Tuesday, October 27, 2015
Vlogging vloggers and their followers
Vlogging has been on my mind a lot recently. A rather infamous blogger, whose blog I no longer follow, apparently announced (I heard this through the grapevine, but through a reputable source) she was going to begin a daily vlog, following in the footsteps of a lot of other folks who are doing the same thing, and supposedly making money at it.
I read in the paper this morning about about two Christian vloggers who document their daily family life on YouTube as their new profession, speaking on everything from their faith to their pregnancies to their marital issues. (Here's a link: http://gawker.com/christian-youtubers-welcome-new-baby-to-a-lifetime-of-m-1736023268
It seems strange to me that in a society where most of us barely have time to keep up with our extended family and friends that for some of us, we still find enough time to watch -- or worse, record -- a daily vlog which reaches out to total strangers about the daily minutiae of ordinary life, be it rural or urban.
If Malala had a vlog I'd probably watch that, but she's obviously got more perspective than to think talking into a video camera about herself every day is a productive way to be in the world. She's too busy trying to change it for the better.
As for homesteading and having a daily vlog, it seems to me that if you're really walking the walk, how in the world would you have time for this? After all, vlogging is a lot more complex than just blogging, which is a lot like journaling. In blogging, you sit down and take a quiet moment to share news or write about something that's been on your mind. That's a quiet time of reflection, thinking and, in a sense, authoring and writing. And if you happen to be a writer, it's a good way to keep your hand in the game.
But setting up your phone or a camera to record yourself and talking to it, or worse, setting it up to record yourself doing some task or other seems like a HUGE time waster if you're homesteading and at the time of year when the days are getting shorter, like right now. Less daylight for the same tasks. Tick tock goes the clock.
Or maybe you just plan on having nightly fireside chats with your viewers and talking about all the stuff you did. Would people watch it? Who knows?
You know, if someone wants to make a living doing stuff like this, and other people 1) have enough free time or 2) lack the brain space to figure out they could be doing something better than watching someone else live their lives, then I guess I don't really have a dog in this fight and should just leave well enough alone.
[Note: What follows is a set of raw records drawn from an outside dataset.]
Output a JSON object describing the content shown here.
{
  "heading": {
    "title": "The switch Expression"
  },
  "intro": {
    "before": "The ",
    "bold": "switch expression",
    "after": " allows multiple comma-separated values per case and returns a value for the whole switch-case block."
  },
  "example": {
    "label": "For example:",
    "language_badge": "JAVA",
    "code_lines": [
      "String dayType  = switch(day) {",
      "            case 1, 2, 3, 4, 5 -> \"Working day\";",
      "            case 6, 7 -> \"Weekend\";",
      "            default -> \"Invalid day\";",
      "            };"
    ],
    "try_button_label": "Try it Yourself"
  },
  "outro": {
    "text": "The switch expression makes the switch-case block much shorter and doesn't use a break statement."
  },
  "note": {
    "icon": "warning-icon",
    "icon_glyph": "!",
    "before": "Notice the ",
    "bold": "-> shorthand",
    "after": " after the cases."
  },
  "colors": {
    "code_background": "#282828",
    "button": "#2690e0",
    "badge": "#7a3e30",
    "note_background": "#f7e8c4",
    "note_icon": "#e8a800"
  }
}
It just seems strange. First, reality TV and now, reality TV via YouTube. Because, obviously, we just can't get enough of the Kardashians, Real Housewives and Braxtons and need even more content, with people just living. Or staging what they want us to think their lives are like, anyway.
Of course the financial pragmatist in me would love to ask these YouTube fame-seekers how their retirement accounts are doing, or whether they are satisfied with their health care, or whether they've thought about the 10 - 20 year prospects of this new job of theirs. Like any other career in show business, the odds of long-term fame are almost nil, unless you really hit the jackpot. But at least, even for the waiter who occasionally finds work in TV or movies, he does get compensated at union wages, and if he finds roles often enough, will eventually be eligible for SAG/AFTRA union retirement, health care, etc. YouTubers get no such benefits.
But of course, these practical things like figuring out a way to live when you are 70 pale in comparison to achieving a minor status of fame and having followers right now.
But here's a lovely little irony: In other news, I read another article that said that by the end of this century, certain geographic regions of the Middle East/North Africa will no longer be able to sustain human habitation, due to temperatures rising to new summer highs of 165 - 170 degrees, or the equivalent of an oven hot enough to cook a chicken nicely.
The vlogging vloggers and their band of blind followers somehow never seem to tackle topics like this, instead preferring to bombard us us with day-in-the-life type posts -- every day -- featuring their freshly made-up faces front and center and banal stories of "what I did today." Which may explain why a certain segment of the population prefers them to the actual reality of their lives and their planet. It's an uncomfortable reality we're facing more and more.
Maybe the YouTube vlogging phenomenon is an unconscious attempt to distract attention from the elephant, who at this point is roasting, in the room.